Fresh from a thorough pummeling by Hurricane Irma, yet another violent storm is poised to wreak havoc on the Caribbean. This one’s name is Maria, and she is not fucking around.
Having already made landfall on the island of Dominica, the category five storm—yes, another one—is on track to hurtle toward Puerto Rico in the coming days. In Dominica, she wasted no time tearing the roof off the home of the country’s prime minister, Roosevelt Skerrit, with the help of her 160 mph winds.
“My roof is gone,” Skerrit wrote on Facebook. “I am at the complete mercy of the hurricane. House is flooding.” He added in a later post that he had been rescued.

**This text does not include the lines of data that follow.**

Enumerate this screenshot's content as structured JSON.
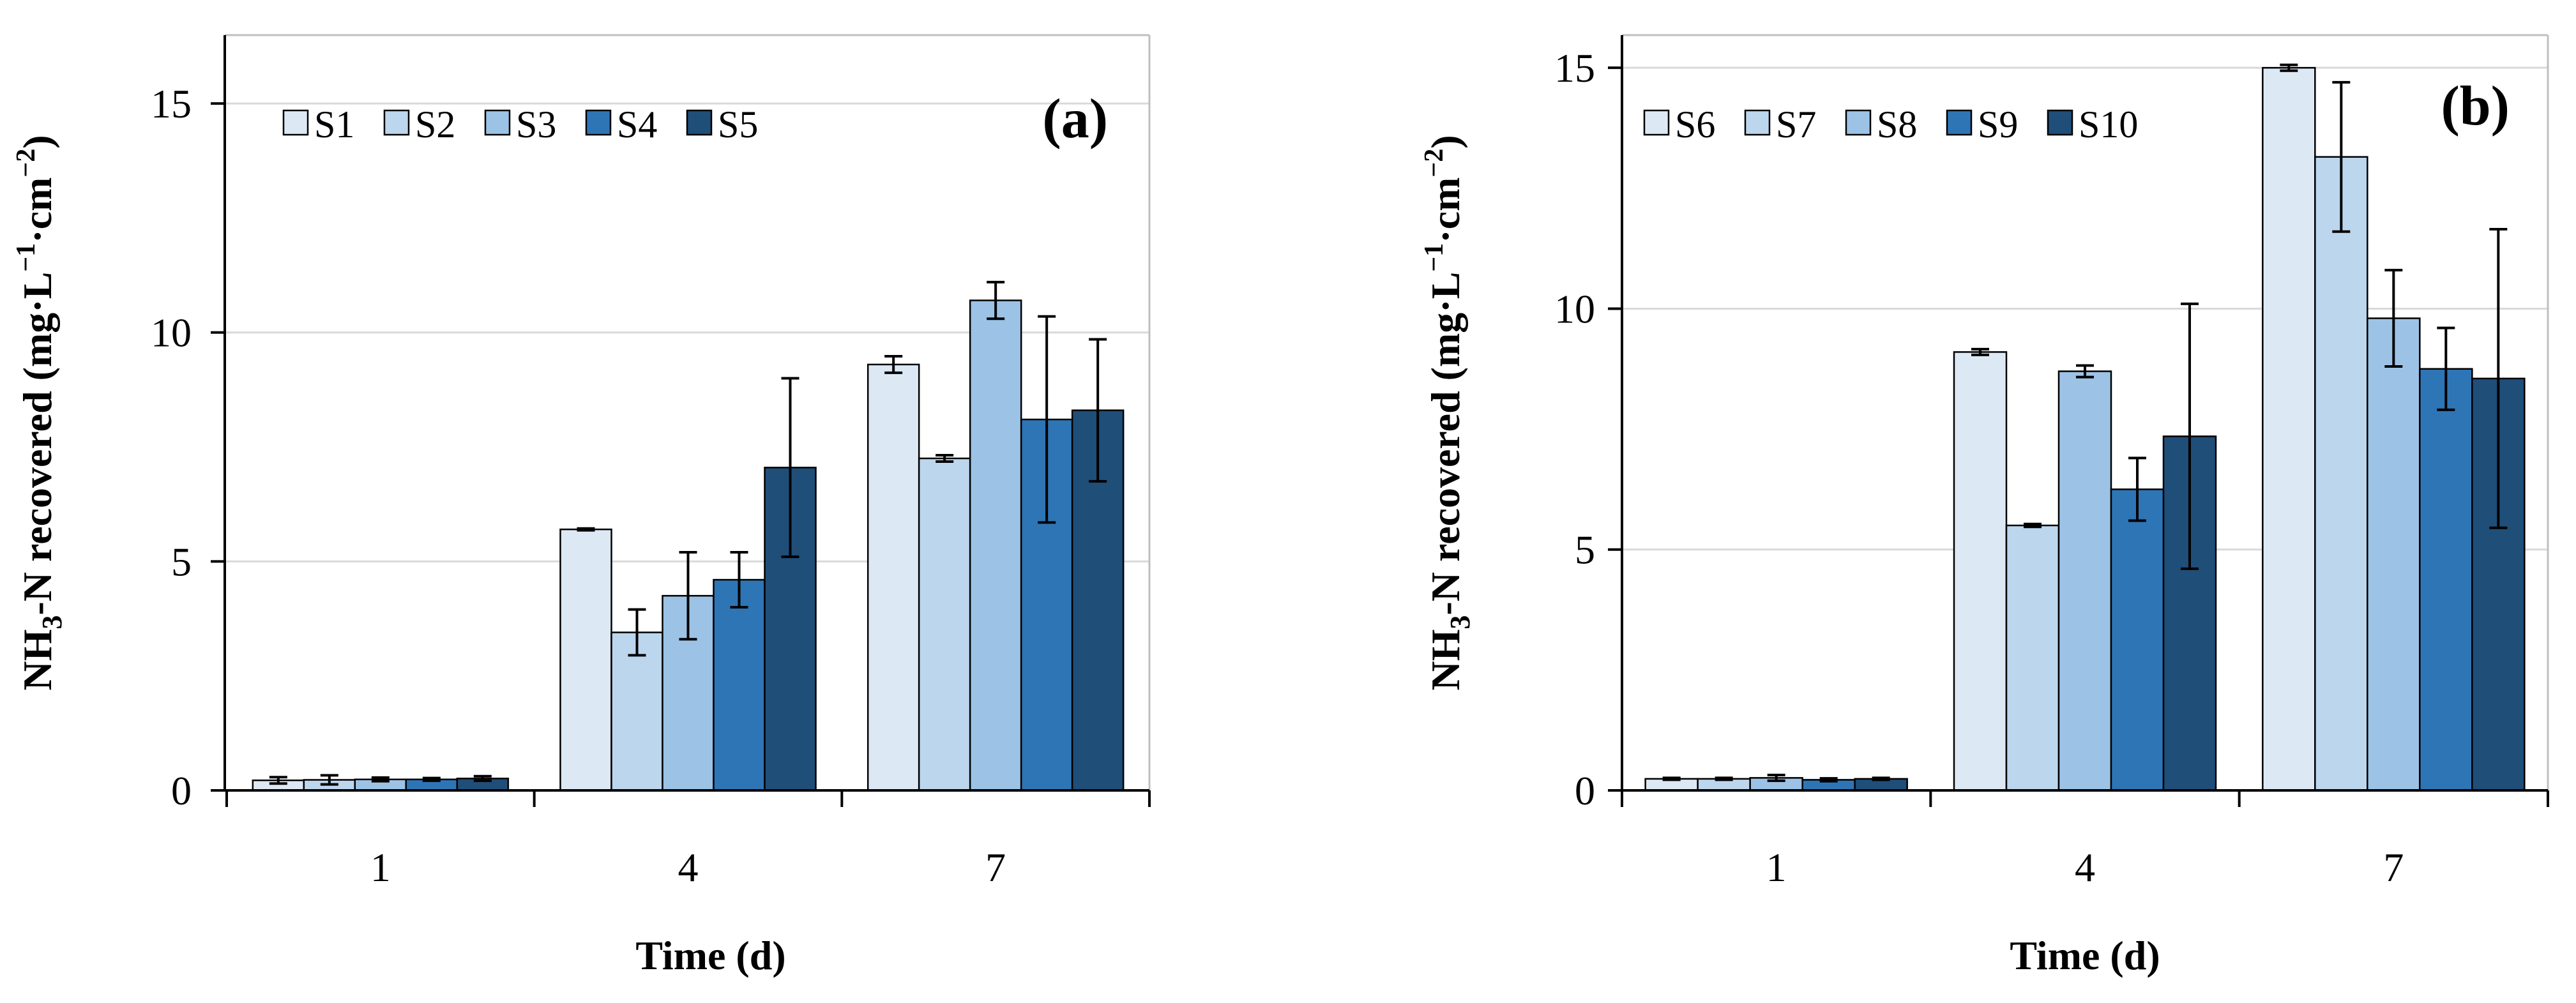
{
  "chart_data": [
    {
      "type": "bar",
      "panel_label": "(a)",
      "categories": [
        "1",
        "4",
        "7"
      ],
      "series": [
        {
          "name": "S1",
          "color": "#dce9f5",
          "values": [
            0.22,
            5.7,
            9.3
          ],
          "errors": [
            0.07,
            0.02,
            0.18
          ]
        },
        {
          "name": "S2",
          "color": "#bcd6ee",
          "values": [
            0.23,
            3.45,
            7.25
          ],
          "errors": [
            0.1,
            0.5,
            0.07
          ]
        },
        {
          "name": "S3",
          "color": "#9cc3e6",
          "values": [
            0.24,
            4.25,
            10.7
          ],
          "errors": [
            0.04,
            0.95,
            0.4
          ]
        },
        {
          "name": "S4",
          "color": "#2e75b6",
          "values": [
            0.24,
            4.6,
            8.1
          ],
          "errors": [
            0.03,
            0.6,
            2.25
          ]
        },
        {
          "name": "S5",
          "color": "#1f4e79",
          "values": [
            0.26,
            7.05,
            8.3
          ],
          "errors": [
            0.05,
            1.95,
            1.55
          ]
        }
      ],
      "y_ticks": [
        "0",
        "5",
        "10",
        "15"
      ],
      "xlabel": "Time (d)",
      "ylabel": {
        "base": "NH",
        "sub": "3",
        "mid": "-N recovered (mg·L",
        "sup1": "−1",
        "dot": "·cm",
        "sup2": "−2",
        "end": ")"
      },
      "ylim": [
        0,
        16.2
      ],
      "gridlines": true,
      "legend_position": "top-left"
    },
    {
      "type": "bar",
      "panel_label": "(b)",
      "categories": [
        "1",
        "4",
        "7"
      ],
      "series": [
        {
          "name": "S6",
          "color": "#dce9f5",
          "values": [
            0.24,
            9.1,
            15.0
          ],
          "errors": [
            0.02,
            0.06,
            0.06
          ]
        },
        {
          "name": "S7",
          "color": "#bcd6ee",
          "values": [
            0.24,
            5.5,
            13.15
          ],
          "errors": [
            0.02,
            0.03,
            1.55
          ]
        },
        {
          "name": "S8",
          "color": "#9cc3e6",
          "values": [
            0.26,
            8.7,
            9.8
          ],
          "errors": [
            0.06,
            0.12,
            1.0
          ]
        },
        {
          "name": "S9",
          "color": "#2e75b6",
          "values": [
            0.22,
            6.25,
            8.75
          ],
          "errors": [
            0.03,
            0.65,
            0.85
          ]
        },
        {
          "name": "S10",
          "color": "#1f4e79",
          "values": [
            0.24,
            7.35,
            8.55
          ],
          "errors": [
            0.02,
            2.75,
            3.1
          ]
        }
      ],
      "y_ticks": [
        "0",
        "5",
        "10",
        "15"
      ],
      "xlabel": "Time (d)",
      "ylabel": {
        "base": "NH",
        "sub": "3",
        "mid": "-N recovered (mg·L",
        "sup1": "−1",
        "dot": "·cm",
        "sup2": "−2",
        "end": ")"
      },
      "ylim": [
        0,
        15.4
      ],
      "gridlines": true,
      "legend_position": "top-left"
    }
  ]
}
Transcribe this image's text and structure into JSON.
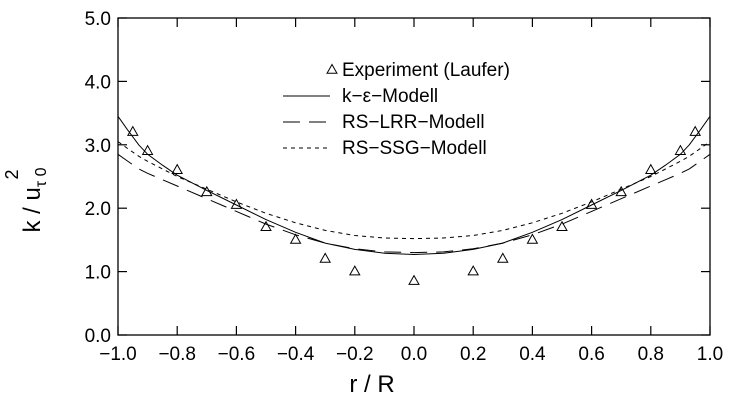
{
  "chart_data": {
    "type": "line",
    "xlabel": "r / R",
    "ylabel_main": "k / u",
    "ylabel_sub": "τ 0",
    "ylabel_sup": "2",
    "xlim": [
      -1.0,
      1.0
    ],
    "ylim": [
      0.0,
      5.0
    ],
    "x_ticks": [
      -1.0,
      -0.8,
      -0.6,
      -0.4,
      -0.2,
      0.0,
      0.2,
      0.4,
      0.6,
      0.8,
      1.0
    ],
    "x_tick_labels": [
      "−1.0",
      "−0.8",
      "−0.6",
      "−0.4",
      "−0.2",
      "0.0",
      "0.2",
      "0.4",
      "0.6",
      "0.8",
      "1.0"
    ],
    "y_ticks": [
      0.0,
      1.0,
      2.0,
      3.0,
      4.0,
      5.0
    ],
    "y_tick_labels": [
      "0.0",
      "1.0",
      "2.0",
      "3.0",
      "4.0",
      "5.0"
    ],
    "grid": false,
    "legend_position": "top-center",
    "series": [
      {
        "name": "Experiment (Laufer)",
        "style": "triangle-markers",
        "x": [
          -0.95,
          -0.9,
          -0.8,
          -0.7,
          -0.6,
          -0.5,
          -0.4,
          -0.3,
          -0.2,
          0.0,
          0.2,
          0.3,
          0.4,
          0.5,
          0.6,
          0.7,
          0.8,
          0.9,
          0.95
        ],
        "y": [
          3.2,
          2.9,
          2.6,
          2.25,
          2.05,
          1.7,
          1.5,
          1.2,
          1.0,
          0.85,
          1.0,
          1.2,
          1.5,
          1.7,
          2.05,
          2.25,
          2.6,
          2.9,
          3.2
        ]
      },
      {
        "name": "k−ε−Modell",
        "style": "solid",
        "x": [
          -1.0,
          -0.97,
          -0.93,
          -0.9,
          -0.85,
          -0.8,
          -0.7,
          -0.6,
          -0.5,
          -0.4,
          -0.3,
          -0.2,
          -0.1,
          0.0,
          0.1,
          0.2,
          0.3,
          0.4,
          0.5,
          0.6,
          0.7,
          0.8,
          0.85,
          0.9,
          0.93,
          0.97,
          1.0
        ],
        "y": [
          3.45,
          3.25,
          3.0,
          2.85,
          2.68,
          2.52,
          2.28,
          2.05,
          1.82,
          1.62,
          1.45,
          1.35,
          1.29,
          1.27,
          1.29,
          1.35,
          1.45,
          1.62,
          1.82,
          2.05,
          2.28,
          2.52,
          2.68,
          2.85,
          3.0,
          3.25,
          3.45
        ]
      },
      {
        "name": "RS−LRR−Modell",
        "style": "long-dash",
        "x": [
          -1.0,
          -0.97,
          -0.93,
          -0.9,
          -0.85,
          -0.8,
          -0.7,
          -0.6,
          -0.5,
          -0.4,
          -0.3,
          -0.2,
          -0.1,
          0.0,
          0.1,
          0.2,
          0.3,
          0.4,
          0.5,
          0.6,
          0.7,
          0.8,
          0.85,
          0.9,
          0.93,
          0.97,
          1.0
        ],
        "y": [
          2.85,
          2.75,
          2.62,
          2.55,
          2.45,
          2.35,
          2.15,
          1.95,
          1.75,
          1.58,
          1.45,
          1.36,
          1.31,
          1.3,
          1.31,
          1.36,
          1.45,
          1.58,
          1.75,
          1.95,
          2.15,
          2.35,
          2.45,
          2.55,
          2.62,
          2.75,
          2.85
        ]
      },
      {
        "name": "RS−SSG−Modell",
        "style": "short-dash",
        "x": [
          -1.0,
          -0.97,
          -0.93,
          -0.9,
          -0.85,
          -0.8,
          -0.7,
          -0.6,
          -0.5,
          -0.4,
          -0.3,
          -0.2,
          -0.1,
          0.0,
          0.1,
          0.2,
          0.3,
          0.4,
          0.5,
          0.6,
          0.7,
          0.8,
          0.85,
          0.9,
          0.93,
          0.97,
          1.0
        ],
        "y": [
          3.05,
          2.95,
          2.82,
          2.74,
          2.62,
          2.5,
          2.3,
          2.1,
          1.92,
          1.77,
          1.65,
          1.57,
          1.53,
          1.52,
          1.53,
          1.57,
          1.65,
          1.77,
          1.92,
          2.1,
          2.3,
          2.5,
          2.62,
          2.74,
          2.82,
          2.95,
          3.05
        ]
      }
    ]
  }
}
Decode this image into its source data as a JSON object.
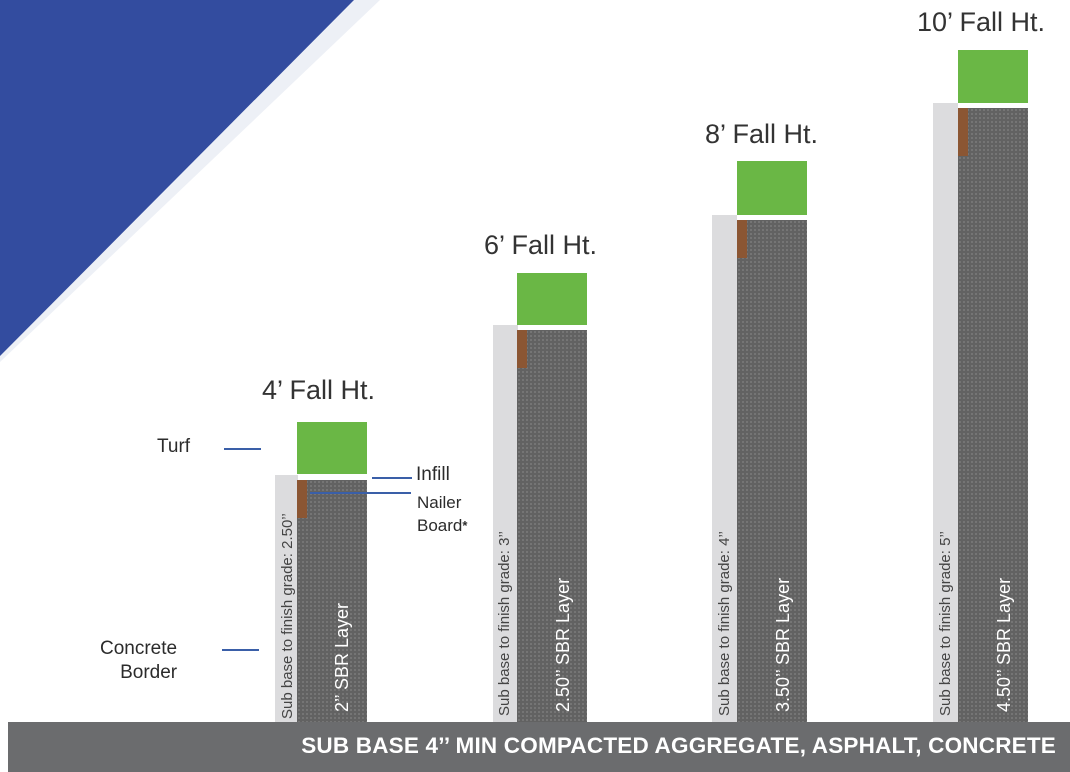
{
  "colors": {
    "background_accent": "#334c9f",
    "turf": "#6ab745",
    "nailer_board": "#8b5633",
    "sbr_layer": "#626262",
    "concrete_border": "#dcdcde",
    "sub_base": "#6b6c6e",
    "callout_line": "#3a5fa8"
  },
  "columns": [
    {
      "fall_height": "4’ Fall Ht.",
      "sbr_label": "2’’ SBR Layer",
      "grade_label": "Sub base to finish grade: 2.50’’"
    },
    {
      "fall_height": "6’ Fall Ht.",
      "sbr_label": "2.50’’ SBR Layer",
      "grade_label": "Sub base to finish grade: 3’’"
    },
    {
      "fall_height": "8’ Fall Ht.",
      "sbr_label": "3.50’’ SBR Layer",
      "grade_label": "Sub base to finish grade: 4’’"
    },
    {
      "fall_height": "10’ Fall Ht.",
      "sbr_label": "4.50’’ SBR Layer",
      "grade_label": "Sub base to finish grade: 5’’"
    }
  ],
  "legend": {
    "turf": "Turf",
    "infill": "Infill",
    "nailer_line1": "Nailer",
    "nailer_line2": "Board",
    "nailer_mark": "*",
    "concrete_line1": "Concrete",
    "concrete_line2": "Border"
  },
  "sub_base": {
    "label": "SUB BASE 4’’ MIN COMPACTED AGGREGATE, ASPHALT, CONCRETE"
  }
}
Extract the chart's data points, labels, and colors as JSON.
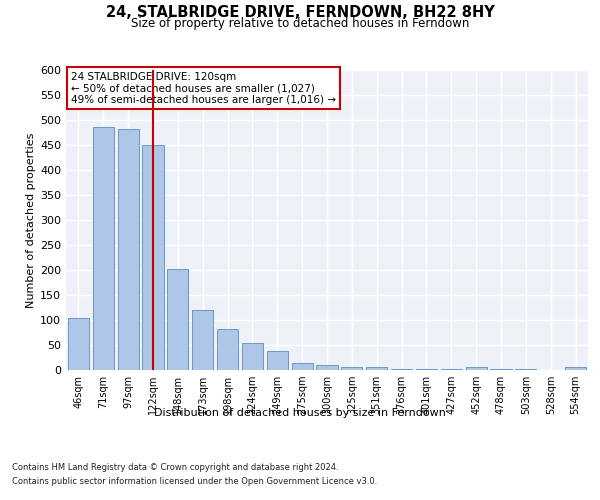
{
  "title": "24, STALBRIDGE DRIVE, FERNDOWN, BH22 8HY",
  "subtitle": "Size of property relative to detached houses in Ferndown",
  "xlabel": "Distribution of detached houses by size in Ferndown",
  "ylabel": "Number of detached properties",
  "categories": [
    "46sqm",
    "71sqm",
    "97sqm",
    "122sqm",
    "148sqm",
    "173sqm",
    "198sqm",
    "224sqm",
    "249sqm",
    "275sqm",
    "300sqm",
    "325sqm",
    "351sqm",
    "376sqm",
    "401sqm",
    "427sqm",
    "452sqm",
    "478sqm",
    "503sqm",
    "528sqm",
    "554sqm"
  ],
  "values": [
    105,
    487,
    483,
    451,
    202,
    120,
    82,
    55,
    38,
    15,
    10,
    7,
    7,
    3,
    3,
    3,
    6,
    3,
    2,
    0,
    6
  ],
  "bar_color": "#aec6e8",
  "bar_edge_color": "#5a8fc2",
  "vline_x": 3,
  "vline_color": "#cc0000",
  "annotation_text": "24 STALBRIDGE DRIVE: 120sqm\n← 50% of detached houses are smaller (1,027)\n49% of semi-detached houses are larger (1,016) →",
  "annotation_box_color": "#cc0000",
  "background_color": "#eef2f8",
  "grid_color": "#ffffff",
  "ylim": [
    0,
    600
  ],
  "yticks": [
    0,
    50,
    100,
    150,
    200,
    250,
    300,
    350,
    400,
    450,
    500,
    550,
    600
  ],
  "footer_line1": "Contains HM Land Registry data © Crown copyright and database right 2024.",
  "footer_line2": "Contains public sector information licensed under the Open Government Licence v3.0."
}
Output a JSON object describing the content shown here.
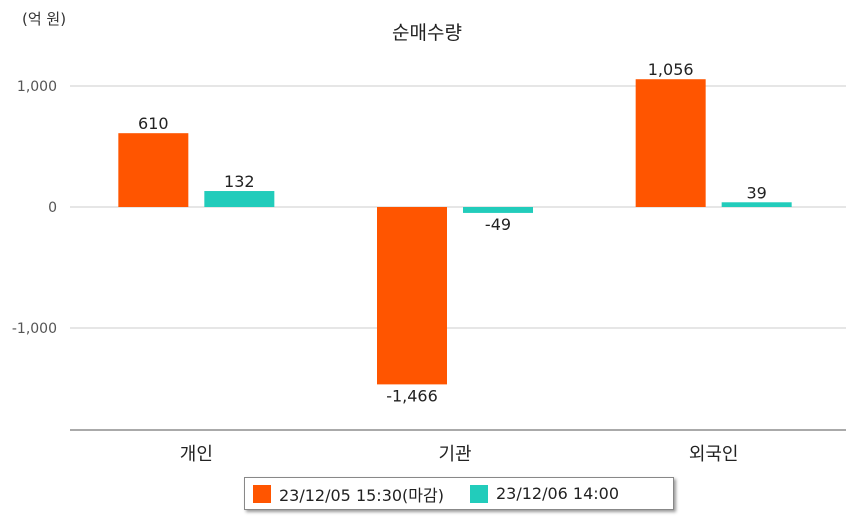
{
  "unit_label": "(억 원)",
  "chart_data": {
    "type": "bar",
    "title": "순매수량",
    "categories": [
      "개인",
      "기관",
      "외국인"
    ],
    "series": [
      {
        "name": "23/12/05 15:30(마감)",
        "color": "#ff5500",
        "values": [
          610,
          -1466,
          1056
        ],
        "labels": [
          "610",
          "-1,466",
          "1,056"
        ]
      },
      {
        "name": "23/12/06 14:00",
        "color": "#22ccbb",
        "values": [
          132,
          -49,
          39
        ],
        "labels": [
          "132",
          "-49",
          "39"
        ]
      }
    ],
    "y_ticks": [
      1000,
      0,
      -1000
    ],
    "y_tick_labels": [
      "1,000",
      "0",
      "-1,000"
    ],
    "ylim": [
      -1840,
      1250
    ],
    "grid": true,
    "legend_position": "bottom"
  }
}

Maria is expected to hit the Virgin Islands and Puerto Rico by Wednesday, just two weeks after Irma killed at least three on the latter, ABC News reports. Governor Ricardo Rossello said that the weather will begin to deteriorate by midday Tuesday, and that the island could get between 12 and 18 inches of rain. Residents are being urged to evacuate immediately, though this time, fortunately, it’s unlikely the hurricane will hit the U.S. mainland.
Scientists say it’s premature to correlate human activity with the increasingly violent weather seen around the world, though of course that doesn’t mean such a relationship doesn’t exist—only that it has yet to be modeled.
That said, researchers at the Geophysical Fluid Dynamics Laboratory conclude that by the end of the century, tropical cyclones will be up to 11 percent more intense than they are now, a change that “would imply an even larger percentage increase in the destructive potential per storm, assuming no reduction in storm size.” Something to look forward to!